The frenzied, hashtag-driven interest surrounding the kidnapping of young Nigerian women by the Islamist terrorist group Boko Haram has abated in the West, but the group is far from inactive.

Despite the fact that Boko Haram had engaged in a campaign of killing young boys prior to its high-profile abduction of young women, many of whom remain missing, the fleeting spate of press attention the group received was welcome. But as interest in the Nigerian Islamists waned, the group’s terroristic activities appear to have accelerated.

In late August, Boko Haram declared the territory in their control in eastern Nigeria an Islamic state similar to that established by ISIS in the areas they occupy in Syria and Iraq. In a graphically brilliant profile of “the other Islamic State” in The New York Times, the scope of the group’s pan-Nigerian campaign of violence is fully revealed.

Recently, the group has adopted a troubling shift in tactics. Boko Haram has pivoted from primarily terrorizing the local population to executing coordinated, military-style raids on Nigerian outposts and using civilian suicide bombers to target populated areas.

This campaign is making headway. According to a report in The Wall Street Journal, the Islamic insurgency has overrun a series of towns in northern Nigeria and captured a military outpost along with all the weaponry and intelligence it contained.

The capture of one of the last standing military outposts in Nigeria’s northeast underscores how effective the insurgency has been at carving out territory in Africa’s largest economy and oil producer.

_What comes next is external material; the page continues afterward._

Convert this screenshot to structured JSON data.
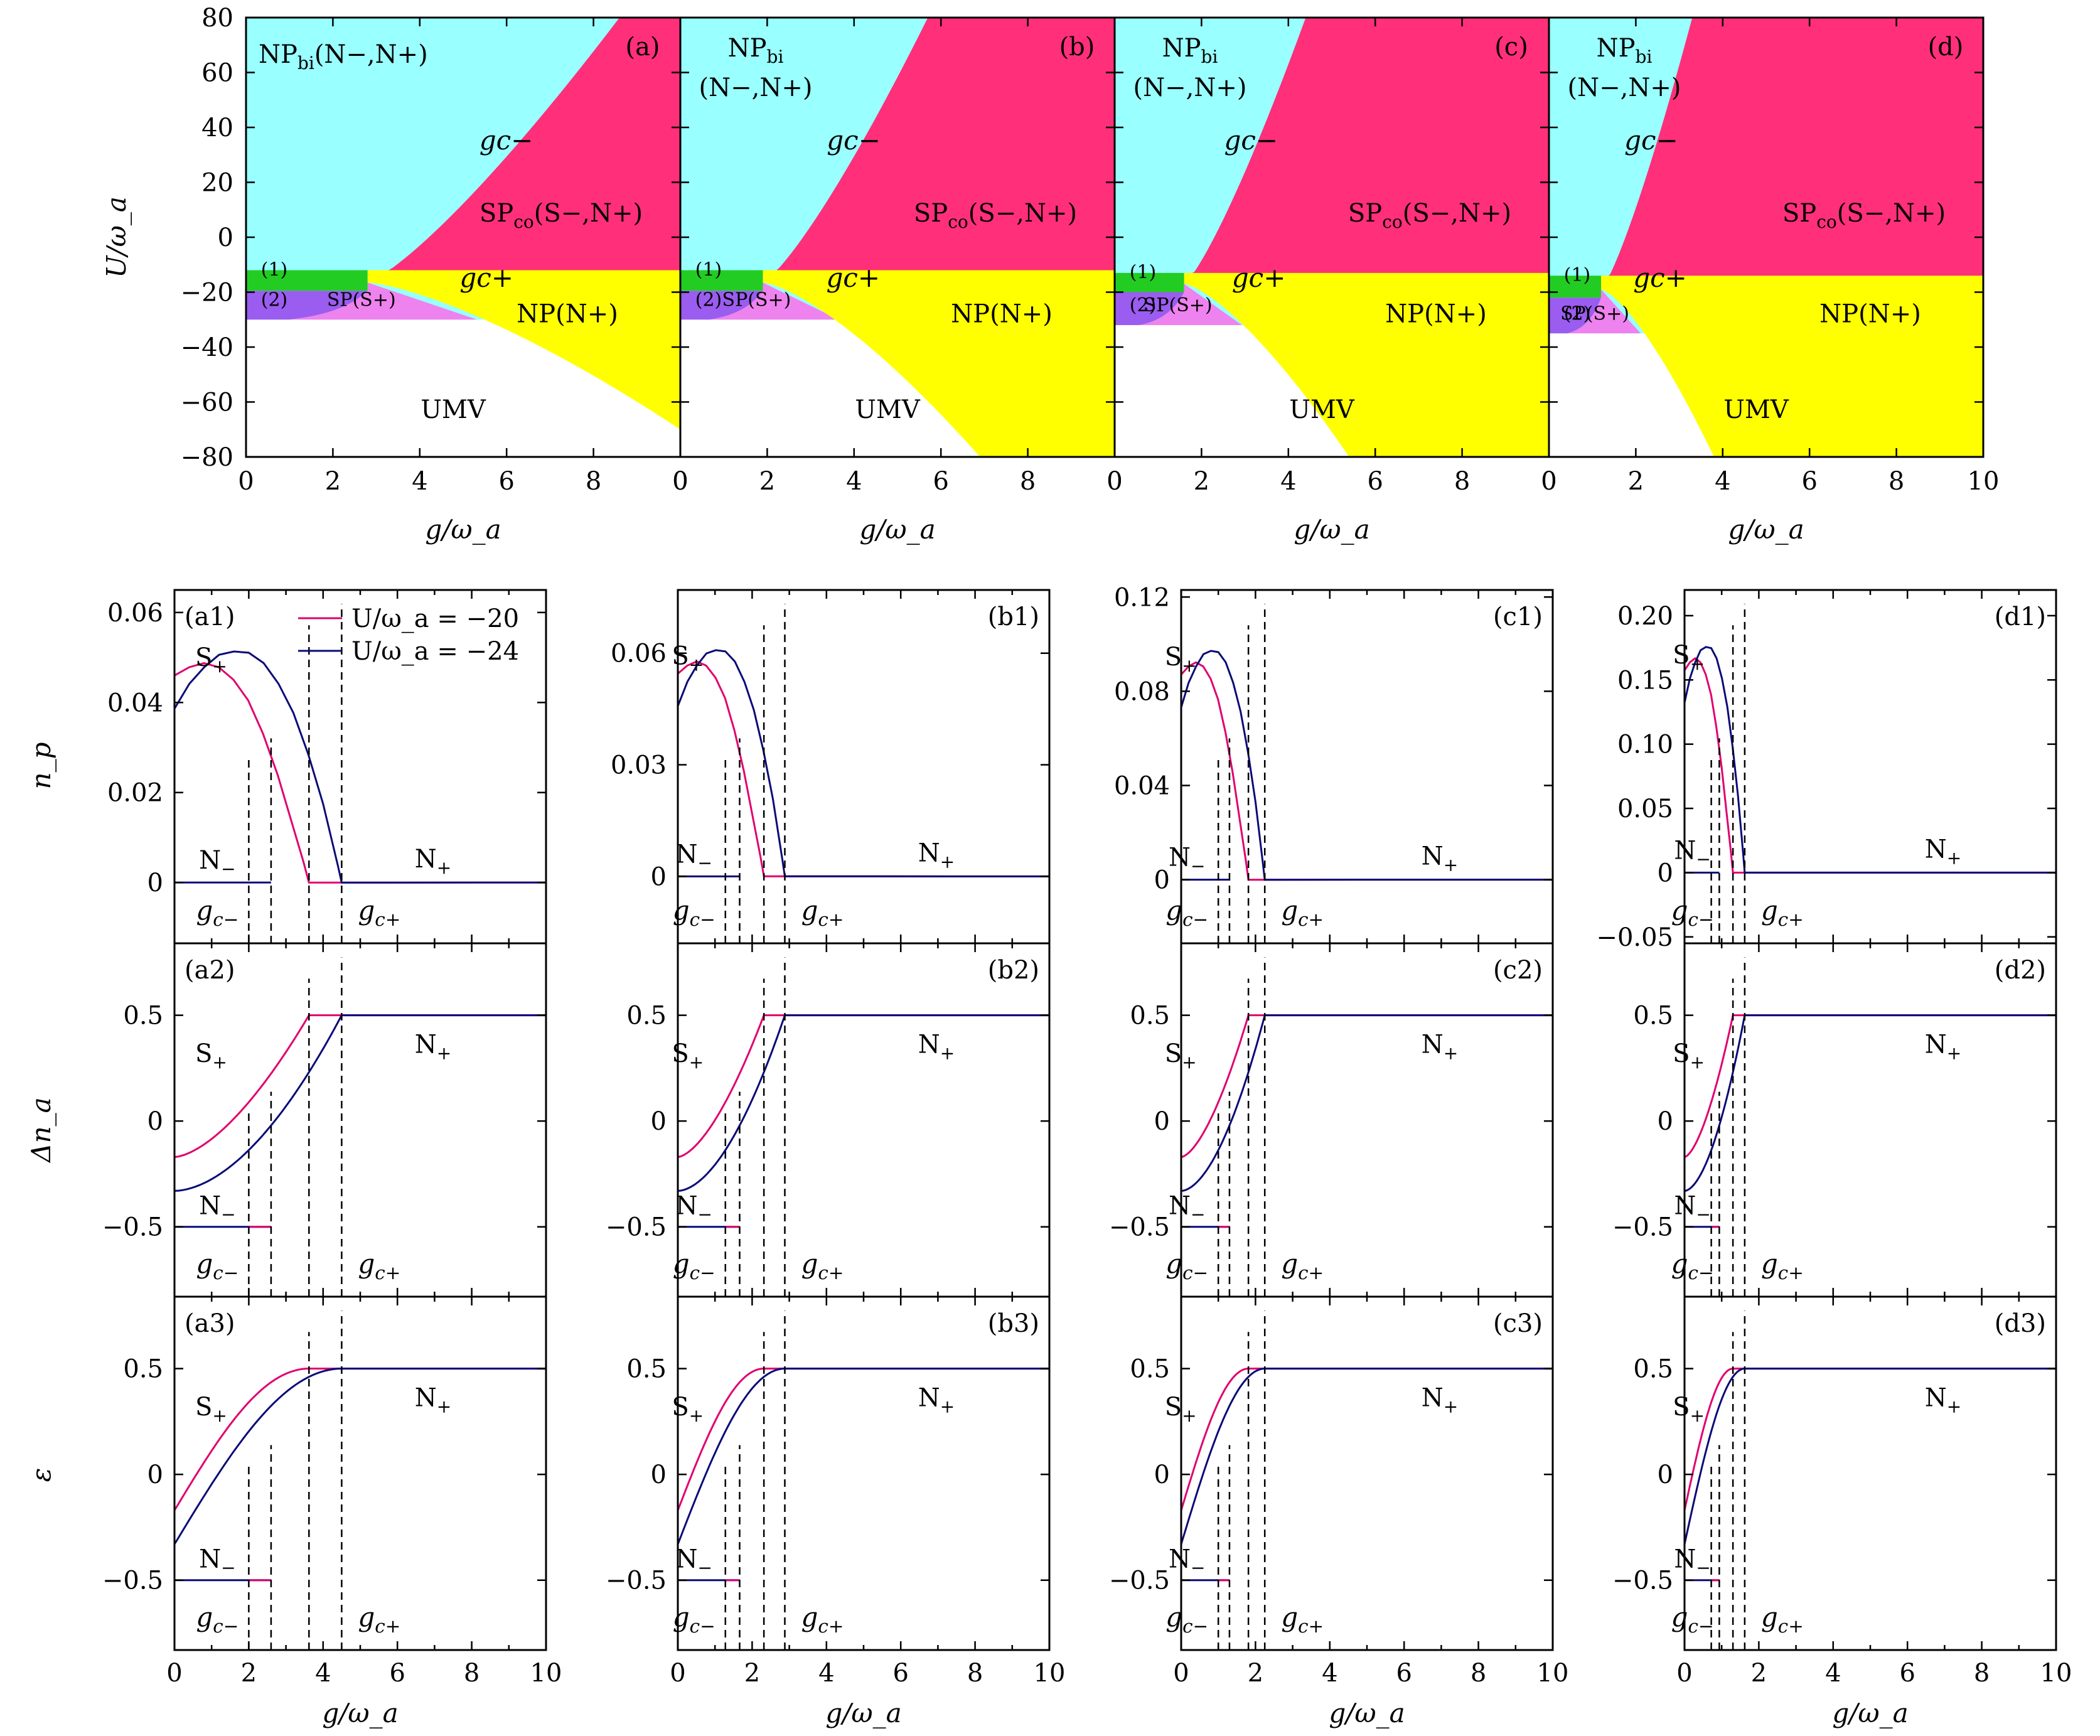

Just years ago, the group was an obscure fringe sect whose members were either languishing in jail or pursued by police into the forests of northern Nigeria.

Now, Boko Haram threatens the credibility of Africa’s largest democracy. Nigeria is set to hold a presidential election in just six weeks, but insurgents’ control of territory the size of Belgium raises the question of how a genuine nationwide vote might be held. About 1.5 million people have fled the Northeast region that is now under siege, according to the United Nations.

Falling oil prices have constrained the government’s response to this growing security threat. On Jan. 1, President Goodluck Jonathan, who is seeking re-election, said in a speech that he would re-equip the army. But his government is already spending a fifth of its budget on the armed forces and the plunge in the oil price means the government will be hard put to spend more. Oil sales account for 80% of Nigeria’s state revenue.

The consequences of falling oil prices are only starting to materialize. While the drop in crude prices has been a welcome development for most American commuters, its destabilizing effects on the international security environment are unpredictable. Many fear that export-driven economies of nations like Iran, Venezuela, Russia, Nigeria, Saudi Arabia, and others could collapse and precipitate political crises that will facilitate the rise of proto-state insurgencies like that with which Lagos is contending.

But falling oil prices coupled with sharply accelerated domestic energy production in the United States has led to another dangerous condition: American indifference. A political or military crisis near the oil-producing Niger Delta region might have elicited a stronger response from American policy makers in the last decade. Today, it barely merits a mention. If it were not for their crimes against human decency and the targeting of civilians, ISIS may not have provoked the West to respond militarily to their expansionism in the Middle East.

If Western apathy continues apace, the Islamic State in the Middle East may not be the only Islamic State in which the United States is forced to contemplate intervention.